Gerçeklik, sokakları anlamaktan geçer kentlerde. Arada kalan şeyler hayata geçişleri sağlar. Farkında olmadan fragmanını oluşturursun koca bir filmin. Salataya her yeşillik yakışır. Manavı görürsün, kasabı görürsün, bir bakkal vitrini kadar karışık olabilir her şey ama düzenli olmayı öğrenmek gerekebilir giydiren bir mağazanın vitrininde, kalırsın oracıkta, bir fotoğraf kazırsın belleğine, dans eden kadınlar çıkar sahneye bir kulüpte yudumlarken şarabını, Benjamin aynı sıkıntıyı yaşıyordu Paris’te Louis Aragon’la, “Nadja”ya aşıktı André Breton ve Paris daha aşktı. Hayatı anlamlandırmaya çalışırsanız eğer yığınla şey çıkar karşınıza. Hayat milyonlarca şeyin bir bileşkesi olsa gerek derken kullanımı bir daha olası olmayan şeyler daha çok yorar bir fosil bıraktığı için. Omurga gereklidir hayatın her yerinde biraz kalmak isteniyorsa. Bu omurga yazarak oluşur Benjamin’de. Her yerde yazarak yaşar. Burjuvaziyle hesaplaşır. Kapitalizmin olanaklarını yadsır ve maskelerini bir bir açığa çıkartmak ister.

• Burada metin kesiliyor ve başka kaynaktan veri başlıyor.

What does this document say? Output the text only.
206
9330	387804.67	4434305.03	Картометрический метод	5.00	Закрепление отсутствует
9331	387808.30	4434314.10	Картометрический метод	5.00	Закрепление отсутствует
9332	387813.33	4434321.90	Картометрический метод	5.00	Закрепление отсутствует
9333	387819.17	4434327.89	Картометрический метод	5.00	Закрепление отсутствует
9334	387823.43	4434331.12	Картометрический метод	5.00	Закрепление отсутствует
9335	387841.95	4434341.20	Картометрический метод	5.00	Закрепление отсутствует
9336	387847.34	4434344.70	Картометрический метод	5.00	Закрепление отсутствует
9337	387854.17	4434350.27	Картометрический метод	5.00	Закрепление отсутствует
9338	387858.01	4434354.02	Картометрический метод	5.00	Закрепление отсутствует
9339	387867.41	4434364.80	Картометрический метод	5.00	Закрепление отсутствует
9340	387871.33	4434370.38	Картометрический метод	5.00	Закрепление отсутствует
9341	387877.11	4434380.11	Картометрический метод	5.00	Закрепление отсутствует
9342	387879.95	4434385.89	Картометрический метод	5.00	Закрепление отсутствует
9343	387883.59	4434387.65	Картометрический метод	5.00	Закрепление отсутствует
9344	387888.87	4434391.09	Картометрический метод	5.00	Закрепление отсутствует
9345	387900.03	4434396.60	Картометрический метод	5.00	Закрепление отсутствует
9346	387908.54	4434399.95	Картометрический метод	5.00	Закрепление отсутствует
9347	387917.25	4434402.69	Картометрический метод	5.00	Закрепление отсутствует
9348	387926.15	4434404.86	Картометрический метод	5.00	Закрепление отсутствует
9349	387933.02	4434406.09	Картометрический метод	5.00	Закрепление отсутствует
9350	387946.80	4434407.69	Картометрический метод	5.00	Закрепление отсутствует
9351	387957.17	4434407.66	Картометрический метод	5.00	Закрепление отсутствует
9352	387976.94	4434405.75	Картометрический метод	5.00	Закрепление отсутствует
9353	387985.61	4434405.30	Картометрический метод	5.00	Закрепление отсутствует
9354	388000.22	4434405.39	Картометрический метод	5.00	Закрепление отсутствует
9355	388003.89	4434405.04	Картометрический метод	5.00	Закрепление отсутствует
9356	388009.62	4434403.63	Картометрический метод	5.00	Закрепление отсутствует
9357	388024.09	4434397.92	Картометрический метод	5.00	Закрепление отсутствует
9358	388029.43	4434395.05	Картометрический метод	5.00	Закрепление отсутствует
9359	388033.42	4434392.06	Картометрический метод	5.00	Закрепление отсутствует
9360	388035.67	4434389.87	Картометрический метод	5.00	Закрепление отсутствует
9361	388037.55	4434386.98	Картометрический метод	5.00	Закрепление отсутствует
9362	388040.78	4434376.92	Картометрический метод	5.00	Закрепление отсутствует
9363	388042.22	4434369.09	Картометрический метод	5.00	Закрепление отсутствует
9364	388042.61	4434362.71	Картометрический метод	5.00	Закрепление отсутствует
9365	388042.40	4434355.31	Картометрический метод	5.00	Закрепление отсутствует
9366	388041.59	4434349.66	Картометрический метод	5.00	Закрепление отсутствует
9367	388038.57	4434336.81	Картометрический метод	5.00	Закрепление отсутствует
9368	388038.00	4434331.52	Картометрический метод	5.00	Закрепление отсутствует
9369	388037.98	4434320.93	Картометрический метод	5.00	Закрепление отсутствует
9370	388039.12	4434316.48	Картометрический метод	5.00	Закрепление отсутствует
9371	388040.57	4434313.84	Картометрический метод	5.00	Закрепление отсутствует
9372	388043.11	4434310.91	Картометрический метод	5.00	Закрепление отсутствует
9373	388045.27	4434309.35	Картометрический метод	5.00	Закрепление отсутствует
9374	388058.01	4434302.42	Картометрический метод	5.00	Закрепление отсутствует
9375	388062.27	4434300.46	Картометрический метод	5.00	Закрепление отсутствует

Susan Buck-Morss Görmenin Diyalektiği adını verdiği kitabında, alt başlığında belirttiği gibi “Walter Benjamin ve Pasajlar Projesi” üzerine biyografik bir çalışma hazırlamış. Kitapta Benjamin’in özel yaşamından akademik yaşamına değin birçok materyal bulunuyor. Kitabın hazırlanış amacı Benjamin’den çok, Benjamin üzerinden hayat ilişkisi kurmak, kültür endüstrisinin oluşum sürecini incelemek denilebilir. Çok kapsamlı bir biyografi olan “Görmenin Diyalektiği”, modernizmin oluşumunu anlamaya çalışan Benjamin’in anlatma sıkıntısını da ortaya çıkartıyor. Kitapta “Pasajlar” projesinden şöyle söz ediliyor: “Benjamin’in ilk notları projenin temalarının büyük kısmının kısaltılmış tarzda ifade edildiği yorum parçalarıdır. Bu bir araya getirilmiş parçaların belli bir düzeni yoktur: pasajlar, moda, can sıkıntısı, kitsch, hatıralık eşyalar, mum figürler, gaz lambaları, panoramalar, demir konstrüksiyon, fotoğraflar, fahişelik, Jugendstil (yeni tarz), avareler (flâneur), koleksiyoncular, kumar, sokaklar, eşya kutu ve kılıfları, alışveriş merkezleri, metrolar, demiryolları, sokak levhaları, perspektif, aynalar, yer altı mezarları, iç mekânlar, hava durumu, dünya fuarları, anayollar, mimari, haşhaş, Marx, Haussmann, Saint-Simon, Grandville, Wiertz, Redon, Sue, Baudelaire, Proust, Merkezi yöntemsel kavramlar da mevcuttur notlarda: rüya imgesi, rüya evi, rüya kolektifi, kök-tarih, tanıma’nın şimdisi, diyalektik imge.” (s. 50-51)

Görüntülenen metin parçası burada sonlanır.